Cameron, who also – apparently unironically – ranks ‘The Eton Rifles’ as one of his favourite songs, is undoubtedly a social pariah at any musical feast. Unless you’re in the child-catching or home wrecking business you’re unlikely to welcome the po-faced politician’s ringing endorsement.
But who are bands to choose who is allowed to like their music? As soon as they sign on the dotted line and take the Queen’s shilling the thoughts, emotions and experiences they pour into their songs are no longer their own. Prostitute your dreams and you can’t choose who your customers are.
Who do bands want to listen to their music? People exactly the same as them? The world would be a much more boring place if that was the case. The Strokes would never have wriggled out of the leather-clad straight-jacket of New York, David Bowie would have been dead for centuries before another of his species was born and Axl Rose fans would…well they’d be the exact same tossers that the egomaniacal eejit attracts anyway.
Look at the gold that has been mined from the mire of the unexpected. If Miles Davis hadn’t been forced to listen to rock ‘n’ roll you wouldn’t have gotten Bitches Brew. He wouldn’t have played the Isle of Wight Festival, where he taught a whole generation of British musicians the meaning of panache. If Hooky and Bernard hadn’t had their mind, body and souls further blown apart at the Manchester Lesser Free Trade Hall then the landscape of indie, which The Smiths built their brilliance upon, wouldn’t have been so thoroughly steamrolled. I’m not even going to go into Sgt Pepper…

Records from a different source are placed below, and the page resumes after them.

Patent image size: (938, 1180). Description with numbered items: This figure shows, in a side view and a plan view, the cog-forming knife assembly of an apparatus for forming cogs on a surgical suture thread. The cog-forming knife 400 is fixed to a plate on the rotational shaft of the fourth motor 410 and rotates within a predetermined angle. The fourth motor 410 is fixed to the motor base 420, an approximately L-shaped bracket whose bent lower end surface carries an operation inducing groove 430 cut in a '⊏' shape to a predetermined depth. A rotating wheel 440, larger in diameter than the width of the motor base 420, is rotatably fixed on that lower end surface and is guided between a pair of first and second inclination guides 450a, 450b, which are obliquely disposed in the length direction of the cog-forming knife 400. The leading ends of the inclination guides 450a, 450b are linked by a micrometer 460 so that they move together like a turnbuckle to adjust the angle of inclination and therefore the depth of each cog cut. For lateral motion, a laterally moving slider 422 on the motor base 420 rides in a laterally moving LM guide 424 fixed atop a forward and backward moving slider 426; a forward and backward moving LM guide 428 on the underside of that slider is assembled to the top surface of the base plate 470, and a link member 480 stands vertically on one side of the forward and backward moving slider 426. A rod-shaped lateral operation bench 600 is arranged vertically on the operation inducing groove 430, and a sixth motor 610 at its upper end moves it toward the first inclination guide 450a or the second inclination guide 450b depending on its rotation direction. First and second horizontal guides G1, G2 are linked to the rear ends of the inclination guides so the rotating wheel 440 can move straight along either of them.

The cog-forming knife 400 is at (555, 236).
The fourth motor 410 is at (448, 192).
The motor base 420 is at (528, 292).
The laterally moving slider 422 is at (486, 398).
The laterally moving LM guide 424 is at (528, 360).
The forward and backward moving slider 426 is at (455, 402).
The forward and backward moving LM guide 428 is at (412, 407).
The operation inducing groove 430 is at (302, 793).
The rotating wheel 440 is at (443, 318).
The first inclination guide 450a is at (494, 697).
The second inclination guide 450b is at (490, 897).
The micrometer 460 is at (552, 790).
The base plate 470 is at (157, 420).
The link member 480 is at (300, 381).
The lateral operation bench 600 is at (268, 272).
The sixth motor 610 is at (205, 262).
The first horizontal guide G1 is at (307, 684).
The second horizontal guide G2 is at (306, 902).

I guess this whole affair proves that God really is fallible. Johnny Marr might be able to make a Rickenbacker roar with angelic ecstasy and have the best haircut any 49 year old has ever had but he’s wrong here. As much as it gnaws my bones to think of Cameron headbanging away to ‘How Soon Is Now’ or – heaven forbid – that ‘This Charming Man’ might be his Bullingdon Club karaoke go-to, you’ve just got to take the rough with the smooth on this one.